Cette délicate quête métaphysique, d’une touchante tendresse, nous ramène avec douceur vers notre propre destinée. Nous mourons seuls, mais notre part d’enfance peut faire la différence et nous apporter la plus belle des consolations.
Dans une région isolée qui pourrait être la Corse ou l’Italie du sud, un vieil homme a choisi de s’installer dans un hameau désert pour y vivre ses derniers jours. Chaque soir sur la colline d’en face, une lumière apparaît soudainement. Est-ce le réverbère d’un autre hameau inhabité ? Mais qui donc pourrait vivre là-haut, dans les bois ? D’après les habitants du village le plus proche, des OVNIS ont été vus dans le coin. Dès lors, notre ermite n’aura pour seule obsession que de découvrir la vérité.
Dès les premières pages, ce récit nous embarque par son atmosphère mystérieuse. Sans rien déflorer de l’intrigue, on pourra dire que le vieux solitaire va accéder à une étrange dimension où le rêve se confond avec la réalité. Celui-ci est-il gagné par la sénilité ? Serait-il victime d’hallucinations ? Dans sa solitude, il suscite l’empathie du lecteur par son courage. Dans sa masure sans âge et sans électricité, où les murs craquent la nuit et semblent faire jaillir des fantômes, notre ermite affronte vaillamment sa fin qu’il sent proche, même si son regard révèle une sourde inquiétude. Mais surtout, ce mystère qui fait irruption au crépuscule de sa vie, il devra absolument l’élucider ! Sa quête finale le mènera vers des chemins à la fois déstabilisants, touchants et apaisants comme la pureté de l’enfance.
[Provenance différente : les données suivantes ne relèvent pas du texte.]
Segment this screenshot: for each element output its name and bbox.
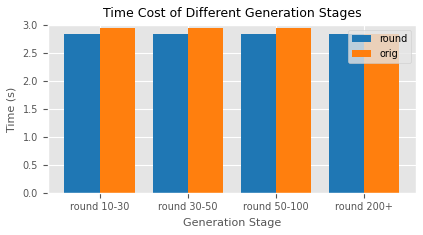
Bar — [329, 34, 364, 193]
Title: Time Cost of Different Generation Stages: Time Cost of Different Generation Stages — [102, 7, 361, 20]
Legend: round, orig: round, orig — [348, 30, 411, 63]
Y-axis label: Time (s): Time (s) — [7, 86, 17, 132]
Bar — [100, 27, 135, 193]
Bar — [153, 34, 188, 193]
Bar — [241, 34, 276, 193]
Bar — [188, 27, 223, 193]
X-axis label: Generation Stage: Generation Stage — [183, 218, 281, 228]
Bar — [276, 27, 311, 193]
Bar — [64, 34, 100, 193]
Bar — [364, 34, 399, 193]
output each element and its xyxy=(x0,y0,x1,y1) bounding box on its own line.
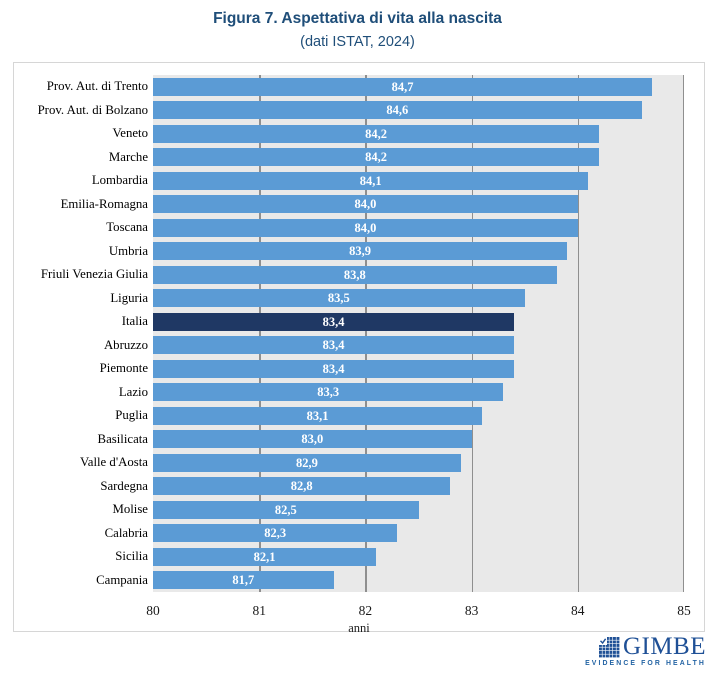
bar-value-label: 83,0 xyxy=(301,432,324,447)
bar-basilicata: 83,0 xyxy=(153,430,472,449)
x-axis-title: anni xyxy=(348,621,370,635)
category-label-marche: Marche xyxy=(108,149,148,164)
category-label-italia: Italia xyxy=(121,314,148,328)
bar-value-label: 84,2 xyxy=(365,150,387,165)
bar-value-label: 83,8 xyxy=(343,267,366,282)
gridline-84 xyxy=(577,75,580,592)
category-label-campania: Campania xyxy=(96,572,148,587)
plot-area: 84,7 84,6 84,2 84,2 84,1 84,0 84,0 83,9 83,8 83,5… xyxy=(153,75,684,592)
bar-sardegna: 82,8 xyxy=(153,477,451,496)
bar-campania: 81,7 xyxy=(153,571,334,590)
bar-value-label: 84,1 xyxy=(359,173,382,188)
bar-value-label: 82,3 xyxy=(264,526,287,541)
bar-marche: 84,2 xyxy=(153,148,600,167)
category-label-toscana: Toscana xyxy=(106,220,148,234)
bar-value-label: 83,9 xyxy=(349,244,372,259)
chart-frame: 84,7 84,6 84,2 84,2 84,1 84,0 84,0 83,9 83,8 83,5… xyxy=(13,62,705,635)
bar-value-label: 84,6 xyxy=(386,103,409,118)
category-label-emilia-romagna: Emilia-Romagna xyxy=(60,196,148,211)
x-tick-label-84: 84 xyxy=(571,603,585,618)
bar-italia: 83,4 xyxy=(153,312,515,331)
category-label-piemonte: Piemonte xyxy=(99,361,148,375)
x-tick-label-80: 80 xyxy=(146,603,160,618)
bar-puglia: 83,1 xyxy=(153,406,483,425)
gridline-83 xyxy=(471,75,474,592)
bar-value-label: 83,4 xyxy=(322,314,345,329)
category-label-molise: Molise xyxy=(112,502,148,516)
category-label-basilicata: Basilicata xyxy=(97,431,148,446)
bar-piemonte: 83,4 xyxy=(153,359,515,378)
bar-value-label: 82,1 xyxy=(253,549,276,564)
category-label-prov-aut-di-bolzano: Prov. Aut. di Bolzano xyxy=(37,102,148,117)
gimbe-grid-icon xyxy=(598,636,620,658)
bar-value-label: 84,0 xyxy=(354,220,377,235)
bar-lombardia: 84,1 xyxy=(153,171,589,190)
bar-calabria: 82,3 xyxy=(153,524,398,543)
bar-value-label: 82,8 xyxy=(290,479,313,494)
x-tick-label-81: 81 xyxy=(252,603,266,618)
category-label-abruzzo: Abruzzo xyxy=(103,337,148,352)
figure-subtitle: (dati ISTAT, 2024) xyxy=(300,34,415,50)
gridline-82 xyxy=(365,75,367,592)
gimbe-logo-tagline: EVIDENCE FOR HEALTH xyxy=(585,660,706,667)
bar-value-label: 83,4 xyxy=(322,361,345,376)
category-label-puglia: Puglia xyxy=(115,408,148,422)
bar-value-label: 83,4 xyxy=(322,338,345,353)
x-tick-label-85: 85 xyxy=(677,603,691,618)
category-label-lazio: Lazio xyxy=(118,384,148,399)
gridline-81 xyxy=(259,75,261,592)
bar-emilia-romagna: 84,0 xyxy=(153,195,578,214)
bar-value-label: 84,7 xyxy=(391,79,414,94)
gimbe-logo-row: GIMBE xyxy=(585,633,706,660)
x-tick-label-82: 82 xyxy=(358,603,373,618)
bar-valle-d-aosta: 82,9 xyxy=(153,453,461,472)
gimbe-logo: GIMBE EVIDENCE FOR HEALTH xyxy=(585,633,706,667)
bar-value-label: 84,0 xyxy=(354,197,377,212)
bar-value-label: 81,7 xyxy=(232,573,255,588)
category-label-sicilia: Sicilia xyxy=(115,549,148,563)
bar-veneto: 84,2 xyxy=(153,124,600,143)
bar-liguria: 83,5 xyxy=(153,289,525,308)
category-label-friuli-venezia-giulia: Friuli Venezia Giulia xyxy=(40,267,148,281)
gridline-85 xyxy=(682,75,684,592)
bar-sicilia: 82,1 xyxy=(153,547,377,566)
category-label-sardegna: Sardegna xyxy=(100,478,148,493)
bar-value-label: 84,2 xyxy=(365,126,387,141)
category-label-calabria: Calabria xyxy=(104,525,148,540)
bar-toscana: 84,0 xyxy=(153,218,578,237)
category-label-lombardia: Lombardia xyxy=(91,173,148,187)
bar-prov-aut-di-bolzano: 84,6 xyxy=(153,101,642,120)
figure-title: Figura 7. Aspettativa di vita alla nasci… xyxy=(213,10,502,27)
bar-prov-aut-di-trento: 84,7 xyxy=(153,77,653,96)
category-label-veneto: Veneto xyxy=(112,126,148,140)
bar-friuli-venezia-giulia: 83,8 xyxy=(153,265,557,284)
bar-abruzzo: 83,4 xyxy=(153,336,515,355)
bar-value-label: 83,5 xyxy=(327,291,350,306)
category-label-liguria: Liguria xyxy=(110,290,148,305)
bar-molise: 82,5 xyxy=(153,500,419,519)
category-label-prov-aut-di-trento: Prov. Aut. di Trento xyxy=(46,79,148,93)
bar-lazio: 83,3 xyxy=(153,383,504,402)
bar-value-label: 82,5 xyxy=(274,502,297,517)
bar-value-label: 83,3 xyxy=(317,385,340,400)
category-label-valle-d-aosta: Valle d'Aosta xyxy=(79,455,148,469)
bar-umbria: 83,9 xyxy=(153,242,568,261)
gimbe-logo-text: GIMBE xyxy=(622,633,706,660)
x-tick-label-83: 83 xyxy=(464,603,479,618)
bar-value-label: 83,1 xyxy=(306,408,329,423)
bar-value-label: 82,9 xyxy=(296,455,318,470)
category-label-umbria: Umbria xyxy=(108,243,148,258)
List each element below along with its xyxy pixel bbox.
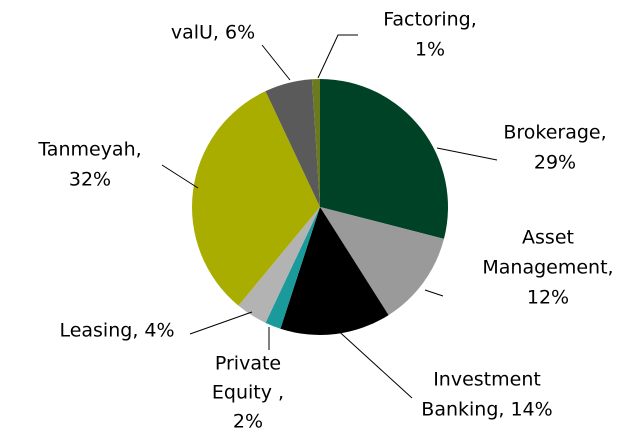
pie-slice [280, 207, 389, 335]
data-label: Investment [433, 369, 541, 391]
pie-slice [320, 79, 448, 239]
pie-slice [320, 207, 444, 316]
data-label: Private [215, 353, 281, 375]
data-label: Leasing, 4% [59, 320, 174, 342]
data-label: 1% [415, 39, 445, 61]
leader-line [424, 289, 444, 297]
data-label: 32% [69, 169, 111, 191]
leader-line [161, 164, 199, 189]
data-label: Factoring, [383, 9, 477, 31]
pie-slice [265, 207, 320, 329]
leader-line [436, 147, 498, 161]
data-label: Equity , [212, 382, 284, 404]
data-label: 29% [534, 152, 576, 174]
pie-slice [238, 207, 320, 323]
pie-slice [191, 91, 320, 306]
data-label: 12% [527, 287, 569, 309]
data-label: Brokerage, [503, 122, 606, 144]
data-label: Tanmeyah, [37, 139, 141, 161]
pie-slice [311, 79, 320, 207]
leader-line [261, 44, 291, 81]
leader-line [332, 325, 413, 399]
data-label: Asset [522, 227, 574, 249]
data-label: 2% [233, 411, 263, 433]
pie-slice [265, 79, 320, 207]
data-label: valU, 6% [171, 22, 255, 44]
data-label: Banking, 14% [421, 399, 552, 421]
leader-line [189, 311, 253, 335]
data-label: Management, [482, 257, 613, 279]
leader-line [317, 34, 358, 79]
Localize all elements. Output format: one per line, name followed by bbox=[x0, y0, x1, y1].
Adapté d’un roman d’Antonio Moresco, remarqué par la critique et couronné de plusieurs prix, La Petite Lumière à la sauce Panaccione est une réussite. Le co-auteur d’Un océan d’amour nous livre ici un récit intrigant et fluide que l’on dévore jusqu’au bout. Son trait déstructuré et un peu fragile traduit parfaitement la sensibilité du propos qui invite le lecteur à faire corps avec le vieil homme, lequel nous renvoie à notre propre fin dans sa quête ultime. Difficile de rester de glace devant la poésie de cette histoire intemporelle utilisant à bon escient la métaphore des saisons et magnifiquement restituée d’un point de vue visuel. Grégory Panaccione recourt à une palette restreinte où le vert (la nature est omniprésente ici) se mêle à des tonalités sombres où parfois on ne fait que deviner les silhouettes (avec de nombreuses scènes de nuit).
Si l’on accepte de se laisser porter par la poésie de l’ouvrage, sans chercher à avoir des réponses à toutes les questions qu’il suscite, on tombera facilement sous le charme de cette Petite Lumière, aussi fragile que puissante par sa capacité à nous habiter longtemps une fois le livre refermé. C’est souvent à cela que l’on reconnaît les œuvres de qualité et celle-ci se révèle en outre un vrai coup de cœur.